Each sport has its history and traditions - with over 100 years of history, cycling certainly has its share.
After riding with a lot of different people in various groups over the last 6 years, it finally dawned on me that no one rubs their road bike tires anymore. If you have no idea to what I am referring, then you are probably under the age of 40 or began riding less than 10 years ago. Rubbing one's tire is not the behavior of a deranged cyclist who has a fetish for his bike tires, but a habit born out of necessity in cycling years past.
When I started riding with serious riders back in the 1980s I would see everyone running a gloved hand across the surface of their tires on a regular basis - while still riding. At first, I thought they were trying to keep their hands warm with friction until I realized that they were trying to avoid flat tires. Each time there was a suspicion that the group had just ridden through broken glass on the road, you could hear gloves running over the front and then rear tire on each bike. (Note that they were alway wearing gloves - do not attempt this without gloves) Light pressure was the key, just barely touching the tire surface was enough to dislodge the glass.
Then, like now, road bike tires are made to be very light while withstanding high pressure. That meant thin casings and thin rubber due to limitations in the materials available during the period. That also meant that glass had little between its sparkling sharp edges and the inner tube that held the air. Cyclist learned that if they could knock the glass off of the tire surface before it could embed itself into the outer rubber then a flat could likely be avoided. Also, gloves were made with real leather palms and mesh backs that left a cool suntan with a characteristic oval on the back of your hand. None of this synthetic stuff you see in gloves today. The old gloves could easily withstand the friction of touching a moving tire.
I wanted to be cool like the other guys, so I started copying their rubbing behavior and proceeded to get my hand stuck between the spinning rear tire and the seat tube. This served to lock my back wheel, produce a long skid and ended with me falling over in a dead stop with my right hand stuck behind my right leg. Yep, cool as they come. Apparently there was some technique required and where you place your hand in proximity to frame and wheel is important.

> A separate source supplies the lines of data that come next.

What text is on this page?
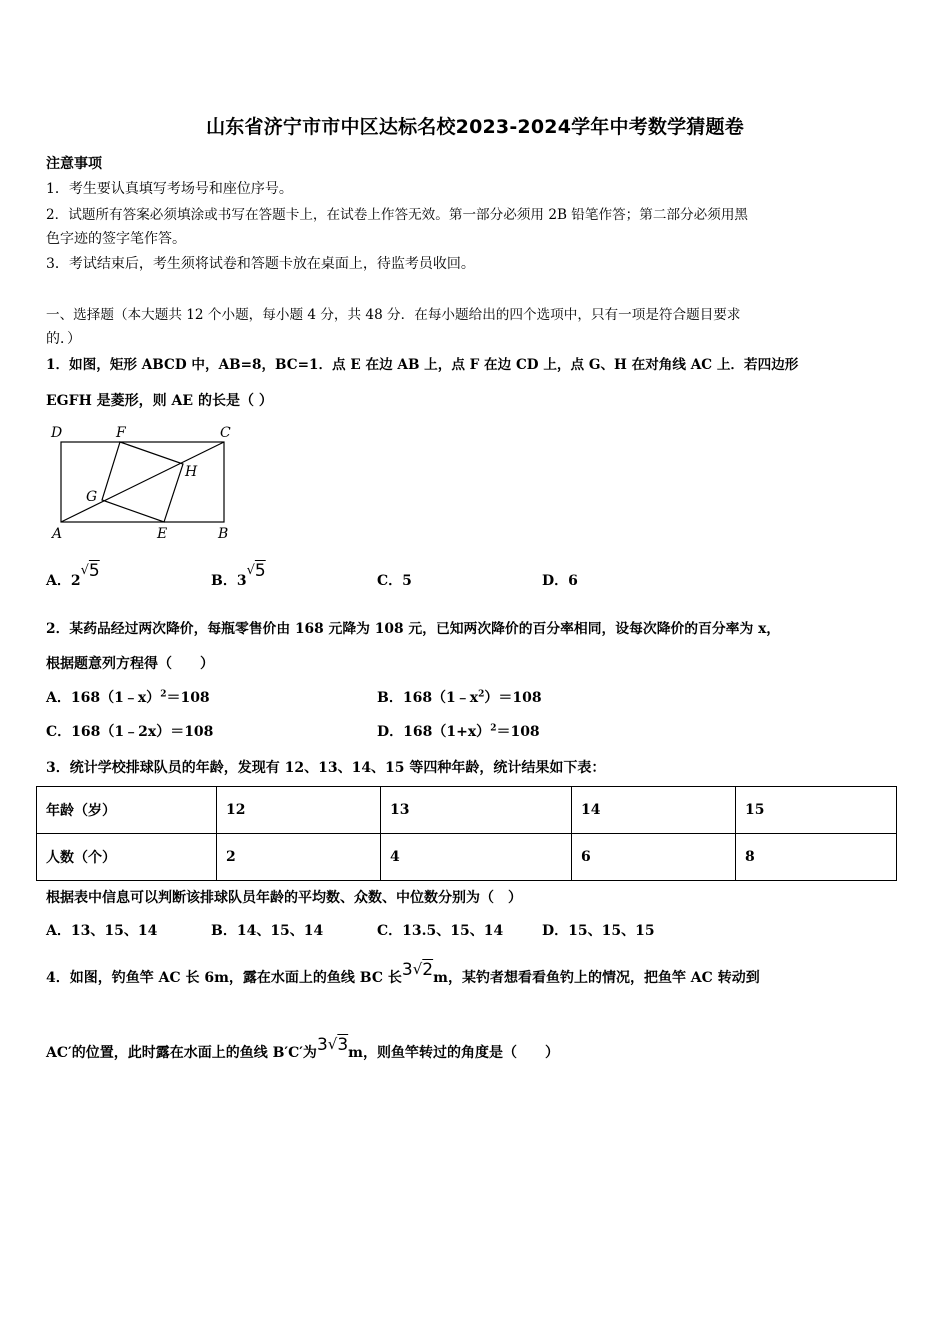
山东省济宁市市中区达标名校2023-2024学年中考数学猜题卷
注意事项
1．考生要认真填写考场号和座位序号。
2．试题所有答案必须填涂或书写在答题卡上，在试卷上作答无效。第一部分必须用 2B 铅笔作答；第二部分必须用黑
色字迹的签字笔作答。
3．考试结束后，考生须将试卷和答题卡放在桌面上，待监考员收回。
一、选择题（本大题共 12 个小题，每小题 4 分，共 48 分．在每小题给出的四个选项中，只有一项是符合题目要求
的．）
1．如图，矩形 ABCD 中，AB=8，BC=1．点 E 在边 AB 上，点 F 在边 CD 上，点 G、H 在对角线 AC 上．若四边形
EGFH 是菱形，则 AE 的长是（ ）
D	F	C
G
H
A	E	B
A．2√5	B．3√5	C．5	D．6
2．某药品经过两次降价，每瓶零售价由 168 元降为 108 元，已知两次降价的百分率相同，设每次降价的百分率为 x，
根据题意列方程得（　　）
A．168（1﹣x）$^2$＝108	B．$168(1﹣x^2)=108$
C．168（1﹣2x）＝108	D．$168(1+x)^2=108$
3．统计学校排球队员的年龄，发现有 12、13、14、15 等四种年龄，统计结果如下表：
年龄（岁）	12	13	14	15
人数（个）	2	4	6	8
根据表中信息可以判断该排球队员年龄的平均数、众数、中位数分别为（　）
A．13、15、14	B．14、15、14	C．13.5、15、14	D．15、15、15
4．如图，钓鱼竿 AC 长 6m，露在水面上的鱼线 BC 长3√2m，某钓者想看看鱼钓上的情况，把鱼竿 AC 转动到
AC′的位置，此时露在水面上的鱼线 B′C′为3√3m，则鱼竿转过的角度是（　　）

Later as Aramid fibers (think Kevlar) became less expensive and more available, they were incorporated under the tread in bike tires to increase their resistance to punctures. Riders had fewer punctures and apparently the art (and necessity) of tire rubbing was no longer passed-on to beginning cyclists. Being the Luddite that I am, old habits die hard and I still rub my tires after riding through glass though I do not get my hand caught anymore. I really did not think about this ritual until I was riding with a friend last month and he asked me what I was doing - when the student is ready, the teacher appears - I could pass tradition to another rider.
He was kind and acted interested, but I could tell he did not share my enthusiasm for this behavior. Maybe some day he will understand - until then he better keep a flat repair kit handy.